What's Nikil saying? James Bond scripts aren't realistic? CASINO ROYALE, for one, is both astute and entertaining and not nearly as farcical/sensational as Suketu Mehta's account of Bombay.

This city has had its share of strife and tensions, but its communities weren't merely "TOLERATING one another for centuries", as per Mehta's unfair assessment. It has a rich history of "bhai-bhai" warmth and forgiveness, as MJ Akbar, the jilted ex-congress-now BJP – journalist –and-politician – in – one, will have you know.

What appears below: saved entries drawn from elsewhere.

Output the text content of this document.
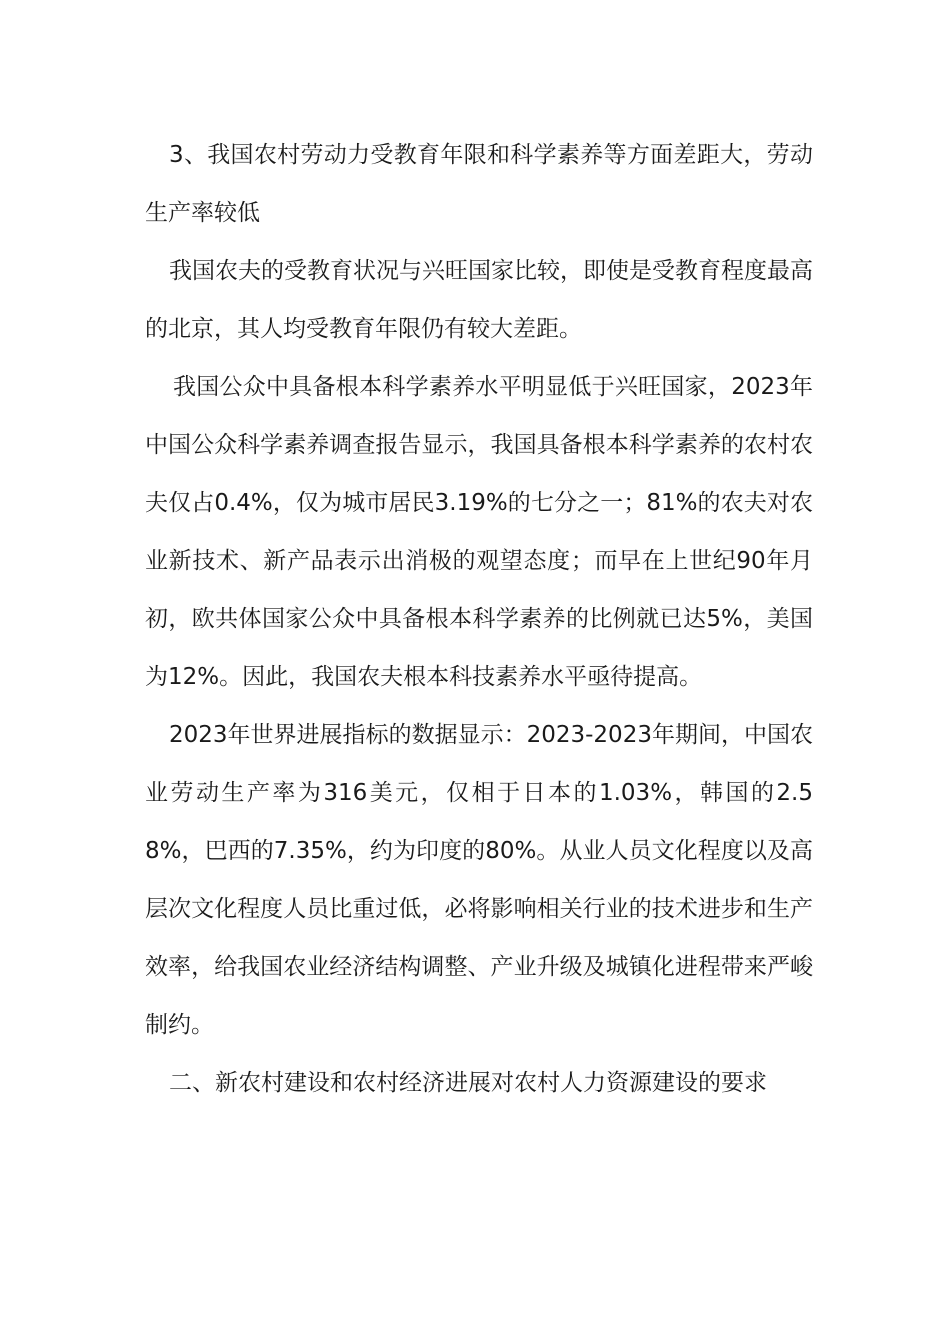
3、我国农村劳动力受教育年限和科学素养等方面差距大，劳动生产率较低

我国农夫的受教育状况与兴旺国家比较，即使是受教育程度最高的北京，其人均受教育年限仍有较大差距。

我国公众中具备根本科学素养水平明显低于兴旺国家，2023年中国公众科学素养调查报告显示，我国具备根本科学素养的农村农夫仅占0.4%，仅为城市居民3.19%的七分之一；81%的农夫对农业新技术、新产品表示出消极的观望态度；而早在上世纪90年月初，欧共体国家公众中具备根本科学素养的比例就已达5%，美国为12%。因此，我国农夫根本科技素养水平亟待提高。

2023年世界进展指标的数据显示：2023-2023年期间，中国农业劳动生产率为316美元，仅相于日本的1.03%，韩国的2.58%，巴西的7.35%，约为印度的80%。从业人员文化程度以及高层次文化程度人员比重过低，必将影响相关行业的技术进步和生产效率，给我国农业经济结构调整、产业升级及城镇化进程带来严峻制约。

二、新农村建设和农村经济进展对农村人力资源建设的要求
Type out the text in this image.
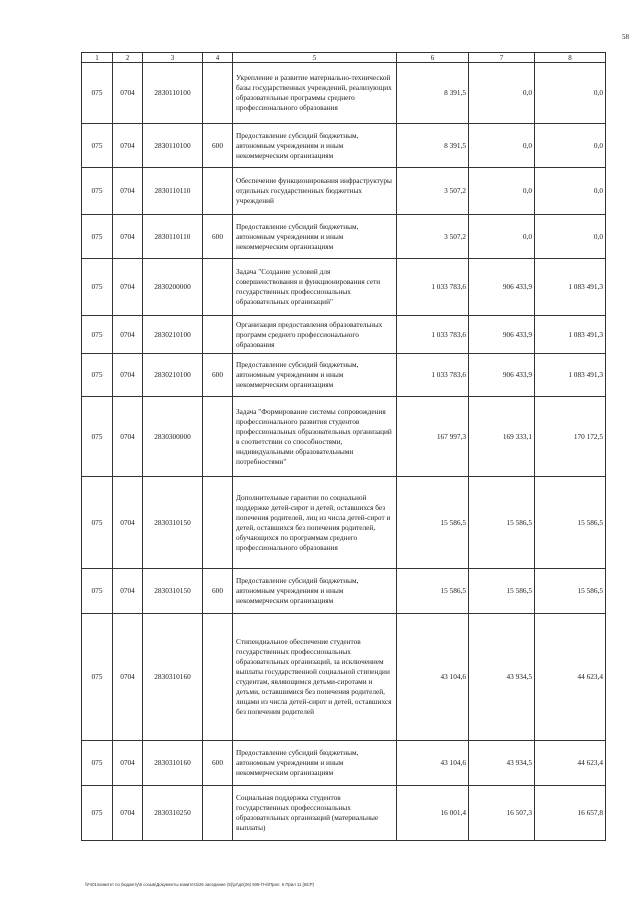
58
1	2	3	4	5	6	7	8
075	0704	2830110100		Укрепление и развитие материально-технической базы государственных учреждений, реализующих образовательные программы среднего профессионального образования	8 391,5	0,0	0,0
075	0704	2830110100	600	Предоставление субсидий бюджетным, автономным учреждениям и иным некоммерческим организациям	8 391,5	0,0	0,0
075	0704	2830110110		Обеспечение функционирования инфраструктуры отдельных государственных бюджетных учреждений	3 507,2	0,0	0,0
075	0704	2830110110	600	Предоставление субсидий бюджетным, автономным учреждениям и иным некоммерческим организациям	3 507,2	0,0	0,0
075	0704	2830200000		Задача "Создание условий для совершенствования и функционирования сети государственных профессиональных образовательных организаций"	1 033 783,6	906 433,9	1 083 491,3
075	0704	2830210100		Организация предоставления образовательных программ среднего профессионального образования	1 033 783,6	906 433,9	1 083 491,3
075	0704	2830210100	600	Предоставление субсидий бюджетным, автономным учреждениям и иным некоммерческим организациям	1 033 783,6	906 433,9	1 083 491,3
075	0704	2830300000		Задача "Формирование системы сопровождения профессионального развития студентов профессиональных образовательных организаций в соответствии со способностями, индивидуальными образовательными потребностями"	167 997,3	169 333,1	170 172,5
075	0704	2830310150		Дополнительные гарантии по социальной поддержке детей-сирот и детей, оставшихся без попечения родителей, лиц из числа детей-сирот и детей, оставшихся без попечения родителей, обучающихся по программам среднего профессионального образования	15 586,5	15 586,5	15 586,5
075	0704	2830310150	600	Предоставление субсидий бюджетным, автономным учреждениям и иным некоммерческим организациям	15 586,5	15 586,5	15 586,5
075	0704	2830310160		Стипендиальное обеспечение студентов государственных профессиональных образовательных организаций, за исключением выплаты государственной социальной стипендии студентам, являющимся детьми-сиротами и детьми, оставшимися без попечения родителей, лицами из числа детей-сирот и детей, оставшихся без попечения родителей	43 104,6	43 934,5	44 623,4
075	0704	2830310160	600	Предоставление субсидий бюджетным, автономным учреждениям и иным некоммерческим организациям	43 104,6	43 934,5	44 623,4
075	0704	2830310250		Социальная поддержка студентов государственных профессиональных образовательных организаций (материальные выплаты)	16 001,4	16 507,3	16 657,8
\\Fs01\комитет по бюджету\6 созыв\Документы комитета\26 заседание (5)\рг\дп(26) 508-П-6\Прил. 6 Прил 11 (ВСР)
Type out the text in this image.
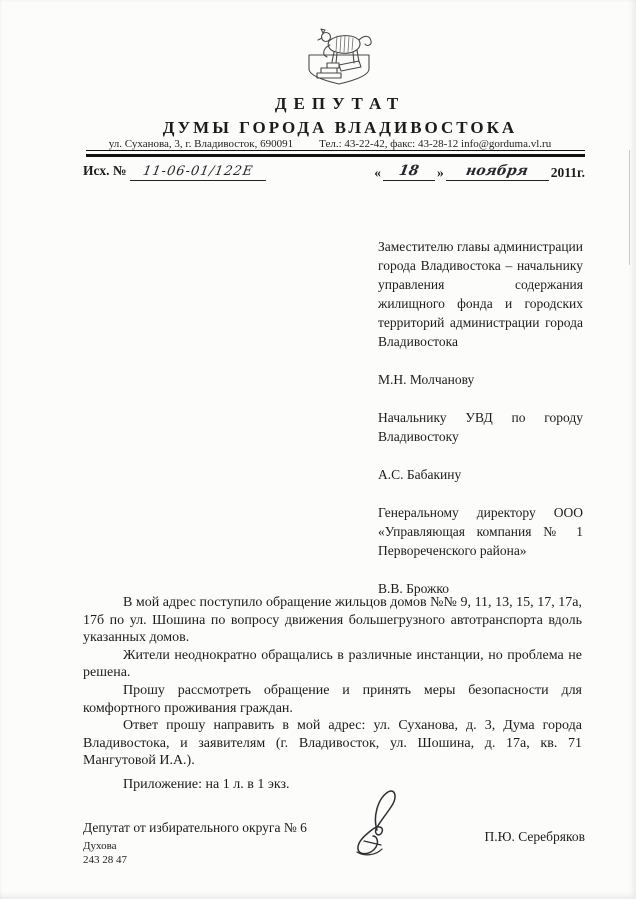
ДЕПУТАТ
ДУМЫ ГОРОДА ВЛАДИВОСТОКА
ул. Суханова, 3, г. Владивосток, 690091 Тел.: 43-22-42, факс: 43-28-12 info@gorduma.vl.ru
Исх. № 11-06-01/122Е	«	18	»	ноября	2011г.
Заместителю главы администрации города Владивостока – начальнику управления содержания жилищного фонда и городских территорий администрации города Владивостока
М.Н. Молчанову
Начальнику УВД по городу Владивостоку
А.С. Бабакину
Генеральному директору ООО «Управляющая компания № 1 Первореченского района»
В.В. Брожко

В мой адрес поступило обращение жильцов домов №№ 9, 11, 13, 15, 17, 17а, 17б по ул. Шошина по вопросу движения большегрузного автотранспорта вдоль указанных домов.

Жители неоднократно обращались в различные инстанции, но проблема не решена.

Прошу рассмотреть обращение и принять меры безопасности для комфортного проживания граждан.

Ответ прошу направить в мой адрес: ул. Суханова, д. 3, Дума города Владивостока, и заявителям (г. Владивосток, ул. Шошина, д. 17а, кв. 71 Мангутовой И.А.).

Приложение: на 1 л. в 1 экз.
Депутат от избирательного округа № 6
П.Ю. Серебряков
Духова
243 28 47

This city "of absolute evil" has been home to Anita Desai's homeless Jew as well as refugees of communal riots (BAUMGARTNER'S BOMBAY). It houses Jørgen Leth's "most wretched place on earth", but it has also showcased his oeuvre at its international film festival (5 OBSTRUCTIONS). NS's "proof" "of absolute evil" describes every other major city in India, but admittedly, I too found the area @ the international airport unbearably claustrophobic (and I'd like to think I can rough it out w/ the best of them).

This city was and is referred to as Bambai by its monolingual Hindi/Urdu speakers (for example, bollywood released a film under the title BAMBAI KA BABU in the 60s and another film w/ the same title in the 90s), and it was and is referred to as Mumbai by its monolingual Marathi speakers as well as some Maharashtrian Gujrathis. Its "bustee" dwellers and assortment of "wallahs" identify it mostly as Mumbai or Bambai. The name Bombay did not catch on in these circles, and they aren't familiar with the term Bollywood, so they wouldn't get Rushdie's crack about "Mollywood" in THE GROUND BENEATH HER FEET. Mumbai is a "new name" predominantly amidst the educated, elite, South Indian and English speaking population, accustomed to "Bombay."

This city, Bombay, Mumbai or Bambai's, heterogeneity is reflected in its many names that have survived along linguistic and economic lines, more so than religious lines. While the anti-colonial nationalist impulse and political power play in the renaming of some Indian cities is undeniable, NS's theory ignores a huge demographic that did not subscribe to the anglicized names in the first place.

Lastly, an uncle, about to celebrate his 60th birthday, was shot on the 19th floor of the Oberoi, after a terrorist rang his higher-ups to respectfully ask, "udaa dein kya?"/"blow them up?", puncturing any moral seriousness of that bile inducing apologia, "a simpler reason for his actions."

How's that for reality versus "James Bond-villainy"?

Posted by: CASINO ROYALE fan | Dec 9, 2008 10:09:34 AM

Congress just won Rajasthan and Delhi, on middle-class vote.